To relate the current to power, we can use the equation:
Power (P) = Current (I) * Voltage (V)
Since we are only given the current (I), we need to find the voltage (V) across the circuit. We can use Ohm's Law to do this:
Voltage (V) = Current (I) * Resistance (R)
However, the resistance (R) of the circuit is not given in the problem statement. Without the resistance value, we cannot directly calculate the voltage across the circuit. Therefore, we need to make an assumption.
Assumption: Let's assume that the resistance of the circuit is 1 Ohm.
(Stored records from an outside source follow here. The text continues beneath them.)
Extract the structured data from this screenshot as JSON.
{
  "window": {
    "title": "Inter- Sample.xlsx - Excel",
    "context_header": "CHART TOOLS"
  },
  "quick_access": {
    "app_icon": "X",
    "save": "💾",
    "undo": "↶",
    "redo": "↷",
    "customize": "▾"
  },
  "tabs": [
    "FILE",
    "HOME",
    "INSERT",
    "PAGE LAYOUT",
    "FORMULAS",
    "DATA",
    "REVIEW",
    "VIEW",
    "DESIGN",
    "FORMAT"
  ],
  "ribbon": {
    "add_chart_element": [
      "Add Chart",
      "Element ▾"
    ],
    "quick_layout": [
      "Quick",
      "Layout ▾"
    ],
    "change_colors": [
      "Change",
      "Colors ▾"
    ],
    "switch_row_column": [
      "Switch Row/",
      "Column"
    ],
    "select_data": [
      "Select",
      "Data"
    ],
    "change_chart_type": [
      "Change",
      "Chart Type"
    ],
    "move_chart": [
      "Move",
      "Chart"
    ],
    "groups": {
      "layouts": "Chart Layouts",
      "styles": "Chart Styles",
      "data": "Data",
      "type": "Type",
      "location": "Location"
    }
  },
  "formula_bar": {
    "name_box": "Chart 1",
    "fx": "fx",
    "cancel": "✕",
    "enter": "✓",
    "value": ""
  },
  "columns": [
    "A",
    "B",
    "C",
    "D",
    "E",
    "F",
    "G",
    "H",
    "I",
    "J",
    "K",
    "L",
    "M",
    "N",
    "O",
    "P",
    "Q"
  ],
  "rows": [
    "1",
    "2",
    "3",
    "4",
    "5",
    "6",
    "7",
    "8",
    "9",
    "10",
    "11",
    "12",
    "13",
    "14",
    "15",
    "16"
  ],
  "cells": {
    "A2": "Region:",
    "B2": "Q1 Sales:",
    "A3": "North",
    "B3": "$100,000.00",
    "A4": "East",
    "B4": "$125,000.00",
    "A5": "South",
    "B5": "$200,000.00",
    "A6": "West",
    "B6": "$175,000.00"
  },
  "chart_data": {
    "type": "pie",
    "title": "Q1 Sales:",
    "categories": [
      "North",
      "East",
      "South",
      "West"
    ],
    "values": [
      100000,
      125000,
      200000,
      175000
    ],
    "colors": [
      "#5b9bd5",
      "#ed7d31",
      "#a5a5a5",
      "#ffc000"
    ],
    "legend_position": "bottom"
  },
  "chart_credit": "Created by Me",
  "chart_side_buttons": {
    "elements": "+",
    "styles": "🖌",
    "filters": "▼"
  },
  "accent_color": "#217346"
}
This assumption allows us to use the given current value (0.32 μA) to calculate the voltage across the circuit.
Using Ohm's Law, we find:
Voltage (V) = 0.32 μA * 1 Ohm = 0.32 μV (microvolts)
Now, to convert this voltage to power, we use the equation:
Power (P) = Voltage (V) * Current (I)
Power (P) = (0.32 μV) * (0.32 μA) = 0.1024 μW (microwatts)
Therefore, the minimum power of a flash of light that can be detected by the circuit is approximately 0.1024 μW.
To factor in the 0.32 μA (microamperes), you need to calculate the power (P) based on the current (I).
Given:
Current (I) = 0.32 μA = 0.32 x 10^(-6) A
Power (P) can be calculated using the equation: P = IV, where I is the current and V is the voltage.
Since the solar cell only detects flashes of light, we can assume that the voltage across the solar cell is constant.
Therefore, to calculate the minimum power of a flash of light that can be detected, you need to multiply the current (I) by the constant voltage.
Let's assume V = 1 V (for the sake of simplicity, as the exact value of voltage is not given in the problem).
P = 0.32 x 10^(-6) A x 1 V
P = 0.32 x 10^(-6) W
So, the minimum power of a flash of light that can be detected is 0.32 x 10^(-6) W.